Collaboration spéciale

Le Soleil

(Carleton) Le Québec est privilégié en matière de ressources naturelles, mais la province doit encore importer beaucoup d'énergie pour ses besoins. Pourquoi? L'état de la situation. Publication dans les six quotidiens du Groupe Capitales Médias.

Même si l'électricité constitue la plus grande source d'énergie québécoise, les énergies fossiles fournissent encore plus de la moitié de ce que les Québécois consomment, en produisant des biens et services, en se véhiculant, en étant à la maison ou en tenant commerce.

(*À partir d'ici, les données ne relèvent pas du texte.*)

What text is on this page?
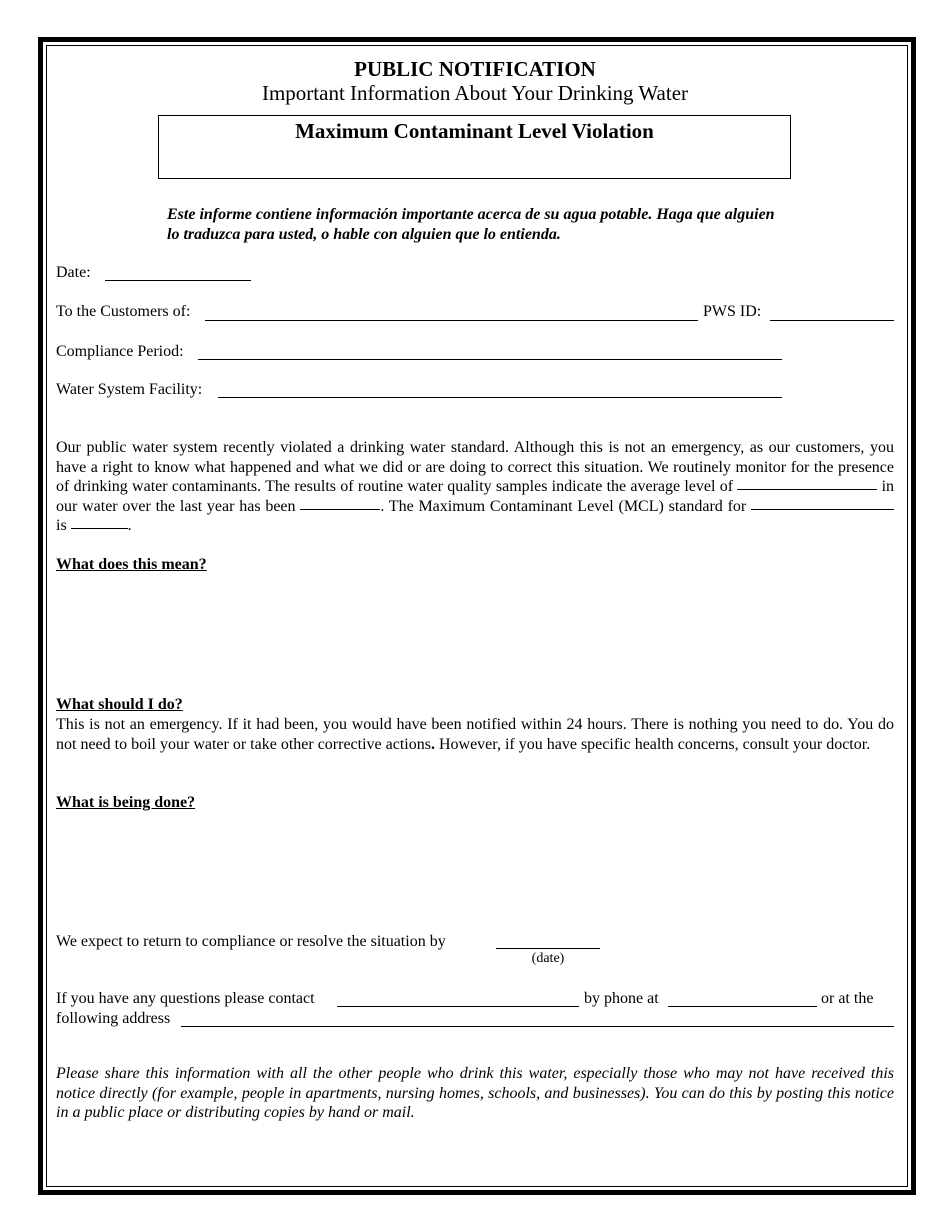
PUBLIC NOTIFICATION
Important Information About Your Drinking Water
Maximum Contaminant Level Violation
Este informe contiene información importante acerca de su agua potable. Haga que alguien lo traduzca para usted, o hable con alguien que lo entienda.
Date:
To the Customers of:	PWS ID:
Compliance Period:
Water System Facility:
Our public water system recently violated a drinking water standard. Although this is not an emergency, as our customers, you have a right to know what happened and what we did or are doing to correct this situation. We routinely monitor for the presence of drinking water contaminants. The results of routine water quality samples indicate the average level of	in our water over the last year has been	. The Maximum Contaminant Level (MCL) standard for  is	.
What does this mean?
What should I do?
This is not an emergency. If it had been, you would have been notified within 24 hours. There is nothing you need to do. You do not need to boil your water or take other corrective actions. However, if you have specific health concerns, consult your doctor.
What is being done?
We expect to return to compliance or resolve the situation by
(date)
If you have any questions please contact	by phone at	or at the
following address
Please share this information with all the other people who drink this water, especially those who may not have received this notice directly (for example, people in apartments, nursing homes, schools, and businesses). You can do this by posting this notice in a public place or distributing copies by hand or mail.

L'électricité fournit 39,7 % des besoins québécois, tout juste avant le pétrole, avec 38,1 %. Un autre hydrocarbure, le gaz naturel, se classe en troisième position, avec 13,8 %, assez nettement devant les 7,3 % de la biomasse forestière. La troisième forme d'énergie fossile, le charbon, ferme la marche avec 1,1 % de l'énergie québécoise.

Ce portrait contraste assez singulièrement avec celui du début des années 80, alors que le pétrole fournissait presque 60 % de nos besoins énergétiques. Les deux chocs pétroliers de 1973 et de 1979, qui ont fait exploser le prix des hydrocarbures, ont convaincu bien des utilisateurs de s'affranchir un peu des combustibles fossiles.

L'électricité a été la grande gagnante de ce glissement, puisque sa part de l'offre québécoise est passée de 25 % à presque 40 % au cours des 35 dernières années. La production hydroélectrique, principalement celle de la rivière La Grande, a facilité la transition.

Le volume de gaz naturel vendu aux utilisateurs québécois a plus que doublé depuis 1980. Toutefois, sa part dans l'échiquier énergétique québécois a fluctué, parce que la consommation totale d'énergie croît. La proportion d'utilisation de gaz est passée de 14 % à 12 % entre les années 90 et le début des années 2000, pour se rapprocher des 14 % à nouveau, récemment.

Le recours à la biomasse a augmenté pendant près de 15 ans, entre 1990 et 2004, mais il fléchit depuis, avec pour résultat que le volume de biomasse utilisé pour produire de l'énergie est revenu à celui d'il y a 25 ans.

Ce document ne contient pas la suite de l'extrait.